Una de las principales conclusiones de mi intervención fue que mientras el Gobierno nacional no asuma un planteamiento claro, coherente, y sostenible no será posible resolver el problema.

Insistimos mucho en la coherencia y sostenibilidad porque de esas características ha carecido la actuación del Gobierno nacional. En 11 años se han anunciado más de 11 programas de seguridad. Por un lado estos planes no atacan el problema de manera integral, pues la mayoría no pasan de ser operativos de patrullaje y vigilancia. Por otra parte, no se ha medido la efectividad ni los resultados de esos programas cuando se abandonan para darle paso a uno nuevo.

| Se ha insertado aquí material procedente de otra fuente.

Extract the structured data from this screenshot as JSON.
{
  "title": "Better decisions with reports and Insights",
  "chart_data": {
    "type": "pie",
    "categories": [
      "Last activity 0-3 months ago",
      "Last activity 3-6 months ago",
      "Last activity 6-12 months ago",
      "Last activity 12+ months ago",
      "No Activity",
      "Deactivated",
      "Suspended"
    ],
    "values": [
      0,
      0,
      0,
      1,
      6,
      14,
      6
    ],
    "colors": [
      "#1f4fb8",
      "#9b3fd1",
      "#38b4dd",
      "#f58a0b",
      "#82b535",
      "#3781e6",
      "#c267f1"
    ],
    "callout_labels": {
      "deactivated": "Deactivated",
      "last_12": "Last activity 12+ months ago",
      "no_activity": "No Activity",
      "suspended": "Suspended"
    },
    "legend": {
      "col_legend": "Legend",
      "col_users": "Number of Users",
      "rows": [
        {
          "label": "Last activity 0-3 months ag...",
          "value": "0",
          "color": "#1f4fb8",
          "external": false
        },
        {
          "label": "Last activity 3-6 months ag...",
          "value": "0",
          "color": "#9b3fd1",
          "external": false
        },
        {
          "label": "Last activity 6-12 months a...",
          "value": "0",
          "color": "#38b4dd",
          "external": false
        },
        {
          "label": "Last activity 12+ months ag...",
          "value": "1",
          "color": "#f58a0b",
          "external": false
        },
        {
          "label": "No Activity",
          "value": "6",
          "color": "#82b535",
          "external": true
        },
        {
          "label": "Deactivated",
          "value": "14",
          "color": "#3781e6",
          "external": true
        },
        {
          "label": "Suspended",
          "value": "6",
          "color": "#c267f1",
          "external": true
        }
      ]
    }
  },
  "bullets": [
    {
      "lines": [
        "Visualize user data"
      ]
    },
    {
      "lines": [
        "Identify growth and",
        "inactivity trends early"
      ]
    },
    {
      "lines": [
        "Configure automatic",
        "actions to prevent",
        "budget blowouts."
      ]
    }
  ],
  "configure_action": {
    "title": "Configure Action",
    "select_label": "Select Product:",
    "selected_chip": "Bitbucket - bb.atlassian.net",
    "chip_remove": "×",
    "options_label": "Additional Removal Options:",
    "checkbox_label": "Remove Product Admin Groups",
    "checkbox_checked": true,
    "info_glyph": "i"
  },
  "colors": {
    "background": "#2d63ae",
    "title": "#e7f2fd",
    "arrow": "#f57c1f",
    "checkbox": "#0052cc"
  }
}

Sin embargo, el último anuncio hecho sobre el tema es realmente preocupante e inaceptable. Esta vez no se trató por lo menos de un nuevo plan de seguridad, sino de decretar que el grave problema de la inseguridad sólo podrá ser resuelto en 20 años. La experiencia de gobierno que tuve en 8 años como alcalde me permite afirmar con total responsabilidad que con acciones concretas, la participación de todos los sectores de la sociedad y con voluntad política el problema de la inseguridad puede comenzar a disminuir sensiblemente en 20 meses y no en 20 años. Frenar la ola de violencia sí es posible, sólo tenemos que escucharnos y actuar porque esto es un problema de todos y no una bandera política como quiere hacer ver el Gobierno.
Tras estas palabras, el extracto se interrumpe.